En el pequeño pueblo de Park City, ubicado en el estado de Utah, al sureste de los Estados Unidos, existen ocho campamentos deportivos destinados a la práctica de esquí y snowboard, actividades que representan una de las tantas razones por las que cientos de miles de turistas invaden sus calles, restaurantes y plazas en el invernal mes de enero. Pero para quienes llevamos el cine en las venas, si hay algo que en esas fechas nos une a aquella localidad es el tradicional Festival de Cine de Sundance, uno de los más importantes del mundo y cuyos 39 años los ha dedicado a celebrar, preservar y difundir lo mejor del cine independiente.

En su más reciente edición, aparte de las aclamadas ‘A Ghost Story’ y ‘I Don´t Feel at Home in this World Anymore’, se encontraba ‘The Big Sick’, dirigida por Michael Showalter (‘Baxter’, ‘Hello, My Name is Doris’) y producida por el siempre notable Judd Apatow, ganándose la simpatía de la crítica y el público no solo por su excelente reparto sino por enfocar un tema tan delicado y mediático como la intolerancia cultural de una manera tan divertida y verosímil.

 “…no estamos ante una película fácil. La primera media hora sufre
de un exceso de clichés solo aguantables por el tremendo
carisma individual y colectivo de Nanjiani y Kazan”

En ella conocemos al carismático Kumail (Kumail Nanjiani) un taxista y comediante paquistaní que se niega a seguir las tradiciones de su estricta familia. En uno de sus tantos monólogos nocturnos, conoce a Emily (Zoe Kazan), una estudiante de psicología recientemente divorciada, surgiendo entre ambos una química que se irá fortaleciendo con al pasar de los meses hasta llegar a ese punto donde conocer a los padres deja de ser un impulso para convertirse en una exigencia. Ante la negativa de Kumail por cumplirla, y descubrir que su familia no le permitiría concebir un futuro junto a una “chica blanca americana”, Emily pone fin a la relación. Tiempo después, ella cae víctima de una grave infección y Kumail, siendo lo último más parecido a un familiar, firma un documento autorizando que la induzcan en un coma mientras intentan salvarle la vida. La posterior llegada de los padres de Emily y su inevitable conflicto con quien traicionó la confianza de su hija será el elemento diferencial que haga de ‘The Big Sick’ una de las mejores comedias románticas del año.

A pesar de sus méritos, no estamos ante una película fácil. La primera media hora sufre de un exceso de clichés solo aguantables por el tremendo carisma individual y colectivo de Nanjiani y Kazan, cuyas cómplices miradas me pusieron de su lado, llegando incluso a crear cierta expectativa por lo que su relación mostraría en esas inevitables secuencias de montaje estilo Hallmark Channel y que poco favor le hacen a la palabra elipsis.

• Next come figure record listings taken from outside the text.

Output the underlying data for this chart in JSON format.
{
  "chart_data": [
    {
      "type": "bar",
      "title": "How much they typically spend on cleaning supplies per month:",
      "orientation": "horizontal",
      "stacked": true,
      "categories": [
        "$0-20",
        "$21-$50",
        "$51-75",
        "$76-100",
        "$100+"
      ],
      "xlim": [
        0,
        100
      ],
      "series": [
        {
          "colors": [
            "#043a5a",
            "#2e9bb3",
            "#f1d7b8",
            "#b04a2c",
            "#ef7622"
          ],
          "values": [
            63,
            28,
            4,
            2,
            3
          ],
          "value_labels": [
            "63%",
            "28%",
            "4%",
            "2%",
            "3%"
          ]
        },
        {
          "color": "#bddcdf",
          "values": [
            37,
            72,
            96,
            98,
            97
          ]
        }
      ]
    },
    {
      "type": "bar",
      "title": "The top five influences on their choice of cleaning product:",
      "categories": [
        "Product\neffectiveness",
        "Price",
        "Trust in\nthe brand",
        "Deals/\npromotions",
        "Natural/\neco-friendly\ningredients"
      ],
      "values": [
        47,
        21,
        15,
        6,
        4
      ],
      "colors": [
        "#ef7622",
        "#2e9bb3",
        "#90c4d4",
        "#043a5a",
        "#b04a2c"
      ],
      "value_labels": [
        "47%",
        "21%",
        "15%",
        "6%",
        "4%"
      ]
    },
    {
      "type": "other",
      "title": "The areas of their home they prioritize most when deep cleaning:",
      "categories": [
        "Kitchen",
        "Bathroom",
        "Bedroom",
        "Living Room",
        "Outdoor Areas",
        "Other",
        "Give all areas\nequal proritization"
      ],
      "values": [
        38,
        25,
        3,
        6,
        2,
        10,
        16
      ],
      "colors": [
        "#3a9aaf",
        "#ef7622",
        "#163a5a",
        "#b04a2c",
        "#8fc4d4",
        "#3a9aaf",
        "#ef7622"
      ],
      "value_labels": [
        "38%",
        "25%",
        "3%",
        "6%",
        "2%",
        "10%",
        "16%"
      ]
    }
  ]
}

“…una película fresca y, dentro de su contexto, atrevida, que nos
recuerda la importancia de celebrar aquello que nos une
antes que renegar de lo que nos separa”

Es la enfermedad a la que el título hace referencia lo que cambia la atmósfera de la historia, reemplazando la juvenil ilusión de los protagonistas por la dramática realidad que viven Terry y Beth, los padres de Emily, ante la posibilidad de perder a su única hija. Terry es cándido y diplomático, de gestos y miradas que parecen pedir constantemente permiso y perdón, mientras que Beth es todo lo contrario y más. Y cuando digo más, me refiero a la descomunal riqueza que el talento de Holly Hunter pudo sacar del guion que el propio Nanjiani y su pareja, Emily V. Gordon, escribieron junto a Apatow.

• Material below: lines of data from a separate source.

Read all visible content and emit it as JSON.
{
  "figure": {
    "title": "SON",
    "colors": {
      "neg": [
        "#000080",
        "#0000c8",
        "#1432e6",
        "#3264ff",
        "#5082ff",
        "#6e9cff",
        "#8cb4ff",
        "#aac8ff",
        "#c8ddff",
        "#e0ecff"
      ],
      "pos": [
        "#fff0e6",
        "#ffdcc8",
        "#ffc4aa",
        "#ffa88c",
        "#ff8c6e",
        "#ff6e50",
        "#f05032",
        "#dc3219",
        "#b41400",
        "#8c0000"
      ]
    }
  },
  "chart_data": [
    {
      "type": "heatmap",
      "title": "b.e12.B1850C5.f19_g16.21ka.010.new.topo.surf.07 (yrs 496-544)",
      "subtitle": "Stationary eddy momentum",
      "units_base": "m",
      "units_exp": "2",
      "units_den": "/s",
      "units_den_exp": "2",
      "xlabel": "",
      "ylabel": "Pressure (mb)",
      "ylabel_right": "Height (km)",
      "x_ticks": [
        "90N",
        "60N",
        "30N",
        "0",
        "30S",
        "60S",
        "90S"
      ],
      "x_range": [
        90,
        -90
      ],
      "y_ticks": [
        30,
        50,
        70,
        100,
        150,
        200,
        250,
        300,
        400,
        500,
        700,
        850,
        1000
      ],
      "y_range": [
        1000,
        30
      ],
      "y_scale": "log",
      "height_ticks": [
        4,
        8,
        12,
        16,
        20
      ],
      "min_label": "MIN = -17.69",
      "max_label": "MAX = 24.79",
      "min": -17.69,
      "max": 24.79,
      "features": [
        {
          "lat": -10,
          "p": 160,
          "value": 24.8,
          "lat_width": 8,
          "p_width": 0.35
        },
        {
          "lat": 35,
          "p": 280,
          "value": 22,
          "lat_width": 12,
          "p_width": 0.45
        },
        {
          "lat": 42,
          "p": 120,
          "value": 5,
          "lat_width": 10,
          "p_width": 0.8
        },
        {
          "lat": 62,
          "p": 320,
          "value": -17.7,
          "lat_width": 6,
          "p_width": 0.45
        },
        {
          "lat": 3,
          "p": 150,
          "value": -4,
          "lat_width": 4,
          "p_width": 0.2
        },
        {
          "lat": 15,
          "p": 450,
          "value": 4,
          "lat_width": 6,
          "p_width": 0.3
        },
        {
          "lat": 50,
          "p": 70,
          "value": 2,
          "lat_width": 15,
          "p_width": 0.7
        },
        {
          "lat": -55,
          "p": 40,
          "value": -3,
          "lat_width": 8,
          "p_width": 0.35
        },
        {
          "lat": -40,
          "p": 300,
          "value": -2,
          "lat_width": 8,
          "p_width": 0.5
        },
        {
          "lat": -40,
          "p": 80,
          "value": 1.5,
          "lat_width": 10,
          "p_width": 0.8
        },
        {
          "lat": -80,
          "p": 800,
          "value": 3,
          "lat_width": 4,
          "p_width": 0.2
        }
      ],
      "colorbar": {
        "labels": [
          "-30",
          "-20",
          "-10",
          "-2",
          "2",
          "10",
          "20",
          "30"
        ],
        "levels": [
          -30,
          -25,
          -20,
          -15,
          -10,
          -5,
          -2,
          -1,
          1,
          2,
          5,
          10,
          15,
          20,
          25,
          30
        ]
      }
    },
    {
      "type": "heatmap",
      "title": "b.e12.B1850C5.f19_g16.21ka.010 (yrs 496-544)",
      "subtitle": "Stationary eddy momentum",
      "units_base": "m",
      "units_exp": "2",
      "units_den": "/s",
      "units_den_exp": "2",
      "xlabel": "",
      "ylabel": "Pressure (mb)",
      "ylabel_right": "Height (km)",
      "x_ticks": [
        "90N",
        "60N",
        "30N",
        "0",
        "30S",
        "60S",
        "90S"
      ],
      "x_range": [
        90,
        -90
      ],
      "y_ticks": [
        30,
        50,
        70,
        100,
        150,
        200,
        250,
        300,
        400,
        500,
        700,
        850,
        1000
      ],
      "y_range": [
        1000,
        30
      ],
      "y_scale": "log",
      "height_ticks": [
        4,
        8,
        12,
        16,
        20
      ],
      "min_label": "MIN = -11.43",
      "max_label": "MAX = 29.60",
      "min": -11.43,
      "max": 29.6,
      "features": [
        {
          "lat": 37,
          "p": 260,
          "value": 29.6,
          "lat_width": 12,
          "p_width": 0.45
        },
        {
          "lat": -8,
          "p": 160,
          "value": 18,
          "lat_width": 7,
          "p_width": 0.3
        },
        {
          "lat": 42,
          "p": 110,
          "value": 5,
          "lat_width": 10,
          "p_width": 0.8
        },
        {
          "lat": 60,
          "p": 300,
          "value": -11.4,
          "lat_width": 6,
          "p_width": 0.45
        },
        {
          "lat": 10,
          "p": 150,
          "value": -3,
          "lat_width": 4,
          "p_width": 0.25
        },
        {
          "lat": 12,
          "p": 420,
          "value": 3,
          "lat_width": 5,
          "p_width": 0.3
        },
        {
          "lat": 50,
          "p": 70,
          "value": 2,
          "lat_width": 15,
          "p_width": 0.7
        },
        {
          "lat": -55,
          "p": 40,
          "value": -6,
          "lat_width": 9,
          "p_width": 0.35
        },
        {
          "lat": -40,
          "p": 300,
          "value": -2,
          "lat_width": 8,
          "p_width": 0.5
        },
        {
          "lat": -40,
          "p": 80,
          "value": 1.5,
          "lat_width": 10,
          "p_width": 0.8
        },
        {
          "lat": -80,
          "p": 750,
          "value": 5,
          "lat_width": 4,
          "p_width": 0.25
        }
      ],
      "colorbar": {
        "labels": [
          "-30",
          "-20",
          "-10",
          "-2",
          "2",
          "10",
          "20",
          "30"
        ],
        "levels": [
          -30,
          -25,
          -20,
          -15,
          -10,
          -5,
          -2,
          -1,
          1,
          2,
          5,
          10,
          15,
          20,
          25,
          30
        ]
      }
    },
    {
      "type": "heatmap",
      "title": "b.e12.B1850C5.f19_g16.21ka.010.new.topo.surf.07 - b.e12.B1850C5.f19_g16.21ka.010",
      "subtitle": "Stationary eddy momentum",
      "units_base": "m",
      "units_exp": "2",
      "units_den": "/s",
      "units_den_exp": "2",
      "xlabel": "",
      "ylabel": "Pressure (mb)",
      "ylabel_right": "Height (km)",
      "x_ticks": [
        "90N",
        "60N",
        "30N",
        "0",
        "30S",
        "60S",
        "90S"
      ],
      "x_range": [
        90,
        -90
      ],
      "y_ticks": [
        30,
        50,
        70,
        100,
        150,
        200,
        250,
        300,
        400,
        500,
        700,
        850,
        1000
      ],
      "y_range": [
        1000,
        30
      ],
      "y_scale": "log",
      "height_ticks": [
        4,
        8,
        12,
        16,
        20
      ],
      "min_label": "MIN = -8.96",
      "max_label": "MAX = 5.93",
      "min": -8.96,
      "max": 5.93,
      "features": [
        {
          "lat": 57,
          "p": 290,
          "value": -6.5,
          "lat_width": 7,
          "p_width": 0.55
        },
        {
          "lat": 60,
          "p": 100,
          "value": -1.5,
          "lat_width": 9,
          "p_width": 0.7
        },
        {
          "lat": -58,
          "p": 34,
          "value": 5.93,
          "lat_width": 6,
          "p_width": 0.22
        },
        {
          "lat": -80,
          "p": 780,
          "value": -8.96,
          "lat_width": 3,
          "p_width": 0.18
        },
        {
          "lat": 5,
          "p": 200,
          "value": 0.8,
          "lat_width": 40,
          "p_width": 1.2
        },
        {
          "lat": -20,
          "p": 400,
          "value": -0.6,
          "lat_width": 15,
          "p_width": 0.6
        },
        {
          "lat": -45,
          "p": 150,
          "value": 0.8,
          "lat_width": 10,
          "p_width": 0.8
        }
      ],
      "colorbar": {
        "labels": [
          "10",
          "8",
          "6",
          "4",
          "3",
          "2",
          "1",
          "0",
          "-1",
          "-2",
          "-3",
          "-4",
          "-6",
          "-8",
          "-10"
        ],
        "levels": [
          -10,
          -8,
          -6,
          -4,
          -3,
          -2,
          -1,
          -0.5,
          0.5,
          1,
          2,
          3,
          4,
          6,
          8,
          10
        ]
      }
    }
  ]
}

La influencia del productor neoyorkino no parece haberse limitado a la escritura del guion, ya que la libertad de improvisación que caracteriza su manera de dirigir actores es evidente en muchas escenas de la película, especialmente en las de Romano y Nanjiani, experimentados comediantes, logrando así una autenticidad que me hizo empatizar con sus deseos y miedos.

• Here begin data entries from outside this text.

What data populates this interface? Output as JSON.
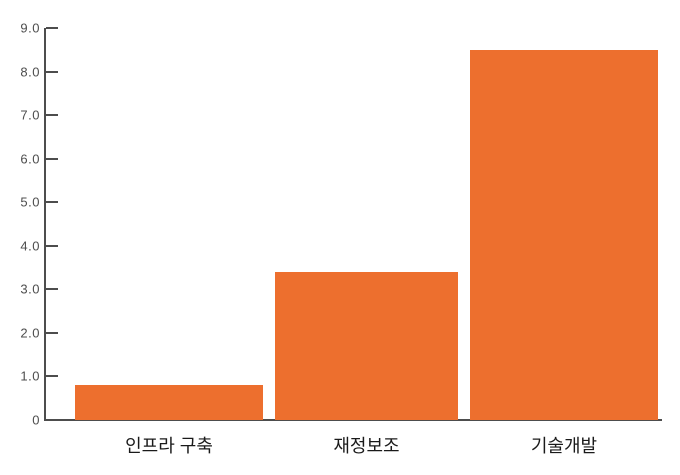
{
  "chart_data": {
    "type": "bar",
    "title": "",
    "xlabel": "",
    "ylabel": "",
    "categories": [
      "인프라 구축",
      "재정보조",
      "기술개발"
    ],
    "values": [
      0.8,
      3.4,
      8.5
    ],
    "ylim": [
      0,
      9
    ],
    "ytick_step": 1,
    "ytick_labels": [
      "0",
      "1.0",
      "2.0",
      "3.0",
      "4.0",
      "5.0",
      "6.0",
      "7.0",
      "8.0",
      "9.0"
    ],
    "grid": false,
    "legend": null,
    "colors": {
      "bar": "#ED6F2E",
      "axis": "#4D4D4D",
      "tick_label": "#4D4D4D",
      "category_label": "#1A1A1A",
      "background": "#FFFFFF"
    }
  }
}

De todos los géneros cinematográficos, es en la comedia donde la lucha por un objetivo tiene mayor importancia, ya que empuja al personaje frente a situaciones y decisiones tan desesperantes que, en el colmo de la ironía, generan la risa del espectador. Así lo vi en ‘The Big Sick’, una película fresca y, dentro de su contexto, atrevida, que nos recuerda la importancia de celebrar aquello que nos une antes que renegar de lo que nos separa.